Planned layoffs at U.S. firms fell in September, showing further signs that the labor market is improving.

Planned job cuts announced by U.S. employers fell to 66,404 last month, down 13 percent from 76,456 in August, according to a report released on Thursday by global outplacement consultancy Challenger, Gray & Christmas, Inc.

September's layoff tally was 30 percent lower than the 95,094 job cuts during the same time last year. This brought the figure for the July-September quarter to 240,233, the lowest since the first quarter of 2008 and marking the fourth consecutive quarter in which job cuts declined from the year prior level.

But while the rate of layoffs has slowed, the cumulative number of job cuts has climbed to 1.14 million for the period from January through September, well above the 763,090 during the same period a year earlier.

The downward trend in planned job-cut announcements is certainly a sign that employers feel more optimistic about future business conditions, said Rick Cobb, the firm's executive vice president, in a statement.

It could be a while before this increased confidence results in job creation, but we are going in the right direction, he said.

The ever struggling automotive sector led the job-cut tally with 22,114 in September, the largest monthly layoff count for the sector since April.

But while the automotive companies led the monthly job-cut count, they are not the leading industry to lose workers in the year to date.

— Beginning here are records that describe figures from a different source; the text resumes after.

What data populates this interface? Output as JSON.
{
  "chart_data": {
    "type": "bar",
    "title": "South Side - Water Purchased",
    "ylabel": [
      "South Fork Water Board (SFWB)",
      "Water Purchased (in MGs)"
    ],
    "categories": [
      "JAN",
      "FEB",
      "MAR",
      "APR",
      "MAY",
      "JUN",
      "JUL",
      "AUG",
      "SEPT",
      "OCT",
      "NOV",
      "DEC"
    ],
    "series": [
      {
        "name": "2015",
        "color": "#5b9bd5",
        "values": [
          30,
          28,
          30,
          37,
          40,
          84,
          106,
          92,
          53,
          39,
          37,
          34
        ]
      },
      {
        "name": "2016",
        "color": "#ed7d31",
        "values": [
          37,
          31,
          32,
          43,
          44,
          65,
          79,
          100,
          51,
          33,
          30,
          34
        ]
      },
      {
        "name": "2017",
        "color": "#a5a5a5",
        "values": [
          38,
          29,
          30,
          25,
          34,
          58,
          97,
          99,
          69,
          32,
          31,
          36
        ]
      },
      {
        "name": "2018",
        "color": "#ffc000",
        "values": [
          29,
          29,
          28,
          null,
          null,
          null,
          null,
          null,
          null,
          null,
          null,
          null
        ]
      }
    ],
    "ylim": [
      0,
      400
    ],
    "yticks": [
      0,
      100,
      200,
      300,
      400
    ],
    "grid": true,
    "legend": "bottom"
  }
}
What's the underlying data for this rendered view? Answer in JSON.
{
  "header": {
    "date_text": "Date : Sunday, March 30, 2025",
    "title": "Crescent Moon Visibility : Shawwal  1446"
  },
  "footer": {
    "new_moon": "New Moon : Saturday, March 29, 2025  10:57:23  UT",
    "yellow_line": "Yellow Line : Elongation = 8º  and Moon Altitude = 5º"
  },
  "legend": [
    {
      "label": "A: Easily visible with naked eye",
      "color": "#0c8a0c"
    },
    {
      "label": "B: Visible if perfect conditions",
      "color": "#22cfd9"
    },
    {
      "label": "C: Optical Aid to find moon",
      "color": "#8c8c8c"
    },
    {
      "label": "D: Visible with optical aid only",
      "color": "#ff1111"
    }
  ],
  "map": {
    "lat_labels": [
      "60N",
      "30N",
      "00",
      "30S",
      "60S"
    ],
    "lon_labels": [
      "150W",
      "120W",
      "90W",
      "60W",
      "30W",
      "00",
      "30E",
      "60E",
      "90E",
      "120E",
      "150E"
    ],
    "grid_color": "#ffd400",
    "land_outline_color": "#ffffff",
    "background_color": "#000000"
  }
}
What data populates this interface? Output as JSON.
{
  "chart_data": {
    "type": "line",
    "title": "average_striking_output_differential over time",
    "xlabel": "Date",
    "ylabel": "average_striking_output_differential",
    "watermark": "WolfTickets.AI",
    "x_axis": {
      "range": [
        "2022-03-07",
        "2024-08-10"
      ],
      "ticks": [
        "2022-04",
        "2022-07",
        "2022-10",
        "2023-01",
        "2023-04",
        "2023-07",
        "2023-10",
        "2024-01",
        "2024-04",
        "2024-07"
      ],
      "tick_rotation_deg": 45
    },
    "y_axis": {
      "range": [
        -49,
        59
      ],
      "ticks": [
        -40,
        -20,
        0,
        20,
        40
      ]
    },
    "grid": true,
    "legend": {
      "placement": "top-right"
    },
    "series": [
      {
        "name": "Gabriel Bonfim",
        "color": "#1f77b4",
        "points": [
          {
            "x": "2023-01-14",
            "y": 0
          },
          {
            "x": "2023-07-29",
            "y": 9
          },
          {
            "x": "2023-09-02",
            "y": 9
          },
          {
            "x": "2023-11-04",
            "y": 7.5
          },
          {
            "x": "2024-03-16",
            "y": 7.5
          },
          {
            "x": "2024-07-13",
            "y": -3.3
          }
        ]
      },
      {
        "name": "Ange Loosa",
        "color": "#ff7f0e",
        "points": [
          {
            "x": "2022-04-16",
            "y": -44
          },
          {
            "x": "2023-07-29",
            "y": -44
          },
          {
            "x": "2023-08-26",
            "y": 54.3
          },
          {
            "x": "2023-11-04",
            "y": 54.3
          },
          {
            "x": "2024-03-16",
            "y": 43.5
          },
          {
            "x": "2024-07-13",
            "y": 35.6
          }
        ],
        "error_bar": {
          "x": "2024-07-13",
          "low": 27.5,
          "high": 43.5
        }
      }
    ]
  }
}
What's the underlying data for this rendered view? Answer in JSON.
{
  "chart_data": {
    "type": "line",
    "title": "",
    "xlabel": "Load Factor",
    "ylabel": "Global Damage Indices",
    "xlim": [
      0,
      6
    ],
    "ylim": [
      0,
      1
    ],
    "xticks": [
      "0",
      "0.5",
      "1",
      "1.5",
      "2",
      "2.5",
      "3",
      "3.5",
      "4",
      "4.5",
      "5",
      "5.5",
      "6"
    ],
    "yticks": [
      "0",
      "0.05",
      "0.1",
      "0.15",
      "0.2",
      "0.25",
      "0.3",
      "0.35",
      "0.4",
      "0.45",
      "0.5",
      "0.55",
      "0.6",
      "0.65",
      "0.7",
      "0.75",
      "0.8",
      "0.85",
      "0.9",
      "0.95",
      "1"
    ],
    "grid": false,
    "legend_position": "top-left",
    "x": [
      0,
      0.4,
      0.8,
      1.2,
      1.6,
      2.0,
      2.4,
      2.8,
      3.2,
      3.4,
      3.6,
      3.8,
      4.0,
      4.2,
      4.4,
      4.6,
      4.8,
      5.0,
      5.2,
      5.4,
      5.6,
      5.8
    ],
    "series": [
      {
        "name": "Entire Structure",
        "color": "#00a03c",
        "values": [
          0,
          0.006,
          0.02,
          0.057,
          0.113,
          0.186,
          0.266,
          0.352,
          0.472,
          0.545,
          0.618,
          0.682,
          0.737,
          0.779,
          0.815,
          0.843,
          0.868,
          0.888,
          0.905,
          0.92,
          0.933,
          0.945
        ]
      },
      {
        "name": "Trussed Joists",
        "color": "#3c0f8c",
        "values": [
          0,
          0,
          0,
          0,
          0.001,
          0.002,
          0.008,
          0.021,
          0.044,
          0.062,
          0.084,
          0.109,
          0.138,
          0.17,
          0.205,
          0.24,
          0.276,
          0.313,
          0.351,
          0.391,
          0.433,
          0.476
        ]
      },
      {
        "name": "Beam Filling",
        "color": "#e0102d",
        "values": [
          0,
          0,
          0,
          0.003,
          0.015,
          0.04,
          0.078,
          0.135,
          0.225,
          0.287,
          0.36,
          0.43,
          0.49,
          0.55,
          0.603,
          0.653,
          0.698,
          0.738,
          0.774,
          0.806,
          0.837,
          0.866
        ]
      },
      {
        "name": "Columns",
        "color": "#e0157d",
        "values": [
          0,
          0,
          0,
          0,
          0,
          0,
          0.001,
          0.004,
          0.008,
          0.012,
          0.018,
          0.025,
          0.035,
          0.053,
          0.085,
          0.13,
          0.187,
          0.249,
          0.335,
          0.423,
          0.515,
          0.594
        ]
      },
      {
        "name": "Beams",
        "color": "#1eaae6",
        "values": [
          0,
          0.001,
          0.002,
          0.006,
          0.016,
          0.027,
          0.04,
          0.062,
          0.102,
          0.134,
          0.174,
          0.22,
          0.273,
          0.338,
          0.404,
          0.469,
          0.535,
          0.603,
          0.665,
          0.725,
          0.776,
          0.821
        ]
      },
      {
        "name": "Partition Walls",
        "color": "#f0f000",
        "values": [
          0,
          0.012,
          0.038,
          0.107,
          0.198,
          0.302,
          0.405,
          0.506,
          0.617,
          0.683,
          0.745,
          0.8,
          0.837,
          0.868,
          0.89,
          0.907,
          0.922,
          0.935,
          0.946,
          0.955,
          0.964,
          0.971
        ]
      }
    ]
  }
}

Even though the federal government and municipalities have been one of the few employers creating jobs, they have also cut 155,602 jobs since January, including 7,563 for September.

State and local governments are seeing their costs increase as more unemployed citizens rely on government sponsored safety-net programs, Cobb said.

But at the same time, their income streams from income taxes, property taxes and corporate taxes are shrinking, he said.

Away from the heavy job cuts in the automotive sector and the federal government and municipalities, other sectors are improving.

Layoffs in the industrial goods sectors have slowed, with a third-quarter job-loss total of 13,664 compared to 60,332 in the first quarter.

Retailers cut fewer jobs, too, since the first quarter, with 9,724 layoffs between July and September that was 87 percent fewer than the 76,548 cut announced in the first three months of the year.